I'm sympathetic to the Jonathan Cohn critique of Obama's health care plan (i.e., that it would leave millions of people uninsured). But, over at Slate, Tim Noah makes a pretty strong case for Obama's plan on political grounds--about the strongest case I think you can make for it:
Enrolling people in a private health care plan isn't the hard part; forcing people to pay for a private health care plan is the hard part. Yes, the government has procedures to collect student loans and unpaid taxes, but it's understood that such payments are obligations. There's little disagreement that if you take out a loan, you're obliged to repay it, and only slightly more disagreement (mostly among crackpots) that as a citizen you are obliged to share in the cost of government. I believe there would be a lot of disagreement about whether the government could compel you to buy a private health insurance policy.

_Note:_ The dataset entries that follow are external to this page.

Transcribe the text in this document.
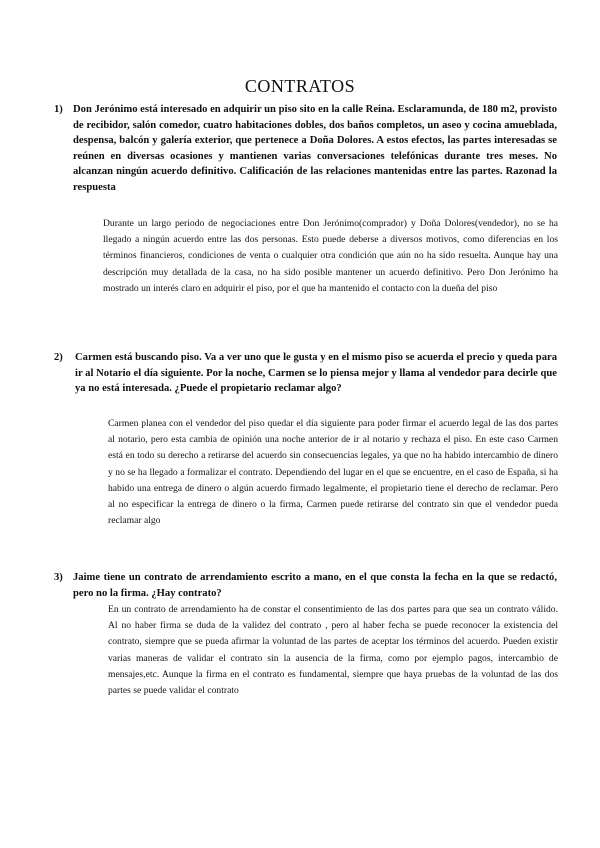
CONTRATOS
1) Don Jerónimo está interesado en adquirir un piso sito en la calle Reina. Esclaramunda, de 180 m2, provisto de recibidor, salón comedor, cuatro habitaciones dobles, dos baños completos, un aseo y cocina amueblada, despensa, balcón y galería exterior, que pertenece a Doña Dolores. A estos efectos, las partes interesadas se reúnen en diversas ocasiones y mantienen varias conversaciones telefónicas durante tres meses. No alcanzan ningún acuerdo definitivo. Calificación de las relaciones mantenidas entre las partes. Razonad la respuesta
Durante un largo periodo de negociaciones entre Don Jerónimo(comprador) y Doña Dolores(vendedor), no se ha llegado a ningún acuerdo entre las dos personas. Esto puede deberse a diversos motivos, como diferencias en los términos financieros, condiciones de venta o cualquier otra condición que aún no ha sido resuelta. Aunque hay una descripción muy detallada de la casa, no ha sido posible mantener un acuerdo definitivo. Pero Don Jerónimo ha mostrado un interés claro en adquirir el piso, por el que ha mantenido el contacto con la dueña del piso
2) Carmen está buscando piso. Va a ver uno que le gusta y en el mismo piso se acuerda el precio y queda para ir al Notario el día siguiente. Por la noche, Carmen se lo piensa mejor y llama al vendedor para decirle que ya no está interesada. ¿Puede el propietario reclamar algo?
Carmen planea con el vendedor del piso quedar el día siguiente para poder firmar el acuerdo legal de las dos partes al notario, pero esta cambia de opinión una noche anterior de ir al notario y rechaza el piso. En este caso Carmen está en todo su derecho a retirarse del acuerdo sin consecuencias legales, ya que no ha habido intercambio de dinero y no se ha llegado a formalizar el contrato. Dependiendo del lugar en el que se encuentre, en el caso de España, si ha habido una entrega de dinero o algún acuerdo firmado legalmente, el propietario tiene el derecho de reclamar. Pero al no especificar la entrega de dinero o la firma, Carmen puede retirarse del contrato sin que el vendedor pueda reclamar algo
3) Jaime tiene un contrato de arrendamiento escrito a mano, en el que consta la fecha en la que se redactó, pero no la firma. ¿Hay contrato?
En un contrato de arrendamiento ha de constar el consentimiento de las dos partes para que sea un contrato válido. Al no haber firma se duda de la validez del contrato , pero al haber fecha se puede reconocer la existencia del contrato, siempre que se pueda afirmar la voluntad de las partes de aceptar los términos del acuerdo. Pueden existir varias maneras de validar el contrato sin la ausencia de la firma, como por ejemplo pagos, intercambio de mensajes,etc. Aunque la firma en el contrato es fundamental, siempre que haya pruebas de la voluntad de las dos partes se puede validar el contrato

If you want to drive a car, it's accepted that you have to buy private auto insurance. But that's conditional on enjoying the societal privilege of driving a car; you can avoid the requirement by choosing not to drive one. A mandate to buy private health insurance, however, would be conditional on … being alive. I can't think of another instance in which the government says outright, "You must buy this or that," independent of any special privilege or subsidy it may bestow on you. Even if such a requirement could pass muster in the courts—and I have my doubts—it seems to me that politically it would give the inevitable conservative opposition a nice fat target to rally around. Big Brother will steal your wages if you don't buy a health insurance policy! Harry and Louise had a lot less to work with.
Advocates of individual mandates are right to worry about nonparticipation. "As a practical matter, letting people opt out if they don't feel like buying insurance would make insurance substantially more expensive for everyone else," Krugman points out. But the most logical solution to this problem, as Krugman himself has written elsewhere, is to make health insurance a function of the government, as it is already for the poor and the elderly. People may object to the specter of "socialized medicine," but at least they grasp that there's nothing unusual about the government collecting insurance premiums in the form of taxes for Medicare and Medicaid.
It may be necessary to achieve the goal of expanding government-administered health insurance in stages. All the health care plans of the major Democratic candidates are premised on that assumption, whether they acknowledge it or not. The only Democratic candidate I'm aware of who dispenses with such gradualism is Dennis Kucinich, whose solution—"Medicare For All"—is the only one that will solve the health care mess in the long run. Clinton, Obama, and Edwards all have plans that would steadily enlarge the role of government health insurance. These are accommodations to political reality. I question the wisdom of including, within such an accommodation, a mandate that would render that accomodation unattractive to a large bloc of voters. If we're going to create a ruckus, better to do it in the service of a more comprehensive solution than either Clinton or Edwards has put forth. If we aren't, Obama's resistence to an individual mandate makes perfect sense.
As I say, this argument comes pretty close to convincing me that Obama has the right approach. On the other hand, it's Obama who tells us that if we want to win the next election, we can't be afraid of losing it. If you accept Cohn's claim that his plan leaves millions of people uninsured, and Noah's claim that it's nonetheless the more politically viable way to structure a non-single-payer plan, then this seems like precisely the kind of overly-cautious thinking Obama was warning us about.